Longitudinal trends in food allergy patterns in the first 18 years: Results of the Isle of Wight birth cohort study
  1. D Venkataraman1,
  2. S Matthews2,
  3. M Erlewyn-Lajeunesse1,
  4. S Hasan Arshad2
  1. 1Department of Paediatrics, University of Southampton, Southampton, UK
  2. 2Allergy and Immunology, The David Hide Asthma and Allergy Research Centre, Isle of Wight, UK


Introduction Infants with food allergy may acquire oral tolerance. There is limited knowledge about the natural history of food allergy during childhood. The incidence, prevalence and trends in food hypersensitivity have been explored in birth cohorts over the first 3 years of life, however the trend over longer periods is still unclear and widely debated. Knowledge of the time trends of food allergy over longer period would provide valuable information on the natural history of food allergy.

Objective We examined the prevalence and time trends of reported food hypersensitivity and food allergy in an unselected birth cohort over the first 18 years of life.

Methods Food allergy information were collected ages 1, 2, 4, 10 and 18 years from the whole population Isle of Wight birth cohort (n = 1456). Food allergy was diagnosed based on strict study criteria: Characteristics of reaction, timing of reaction and type of food causing reaction.

Skin prick testing (SPT) was performed at year 1, 2 for specific food allergens and at 4, 10 and 18 years of age for a panel of food and aeroallergens. SPSS statistical package was used to determine frequencies and prevalence.

Results The prevalence of food allergies based on strict study criteria was 5.3% at 1 year, 4.4% at 2 years, 5% at 4 years, 2.3% at 10 years and 4% at 18 years. This was much lower than reported food allergies.

Based on individual food groups, milk (1.6-3.5%), and eggs (1.1-1.4%) were the most common allergens in the first 10 years and peanut (0.4-1.0%), tree nuts (0.2-0.5%), fruit and wheat (0.3-0.5%) became more prevalent between 10-18 years.
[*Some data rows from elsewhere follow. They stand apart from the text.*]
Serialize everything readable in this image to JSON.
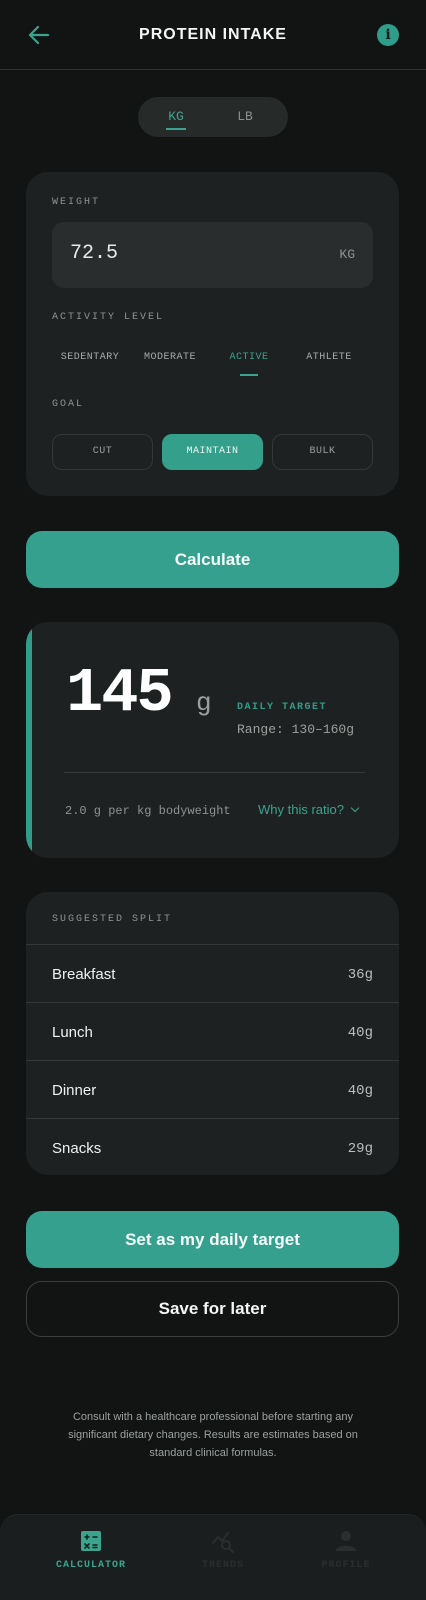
{
  "header": {
    "title": "PROTEIN INTAKE",
    "back_icon": "arrow-left-icon",
    "info_icon": "info-icon",
    "info_glyph": "i"
  },
  "units": {
    "options": [
      "KG",
      "LB"
    ],
    "selected": "KG"
  },
  "form": {
    "weight_label": "WEIGHT",
    "weight_value": "72.5",
    "weight_unit": "KG",
    "activity_label": "ACTIVITY LEVEL",
    "activity_options": [
      "SEDENTARY",
      "MODERATE",
      "ACTIVE",
      "ATHLETE"
    ],
    "activity_selected": "ACTIVE",
    "goal_label": "GOAL",
    "goal_options": [
      "CUT",
      "MAINTAIN",
      "BULK"
    ],
    "goal_selected": "MAINTAIN"
  },
  "calculate_label": "Calculate",
  "result": {
    "value": "145",
    "unit": "g",
    "target_label": "DAILY TARGET",
    "range": "Range: 130–160g",
    "ratio": "2.0 g per kg bodyweight",
    "why_link": "Why this ratio?"
  },
  "split": {
    "label": "SUGGESTED SPLIT",
    "rows": [
      {
        "name": "Breakfast",
        "value": "36g"
      },
      {
        "name": "Lunch",
        "value": "40g"
      },
      {
        "name": "Dinner",
        "value": "40g"
      },
      {
        "name": "Snacks",
        "value": "29g"
      }
    ]
  },
  "actions": {
    "primary": "Set as my daily target",
    "secondary": "Save for later"
  },
  "disclaimer": "Consult with a healthcare professional before starting any significant dietary changes. Results are estimates based on standard clinical formulas.",
  "nav": {
    "items": [
      {
        "label": "CALCULATOR",
        "icon": "calculator-icon",
        "active": true
      },
      {
        "label": "TRENDS",
        "icon": "trends-icon",
        "active": false
      },
      {
        "label": "PROFILE",
        "icon": "profile-icon",
        "active": false
      }
    ]
  },
  "colors": {
    "accent": "#35a08d",
    "background": "#121414",
    "card": "#1e2121"
  }
}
Sensitisation rates to food allergens were 3.2%, 4.5% and 21.4% respectively at 4, 10 and 18 years. There was a significant rise in food allergen sensitisation between 10 and 18 years

Conclusions This is the first study looking into longitudinal patterns of food allergy (using symptom defined study criteria) and food sensitisation. This study provides valuable information on the patterns of various food allergies and their resolution. Prevalence of food allergies shows a significant drop between 4 and 10 years, followed by a significant rise between 10 and 18 years.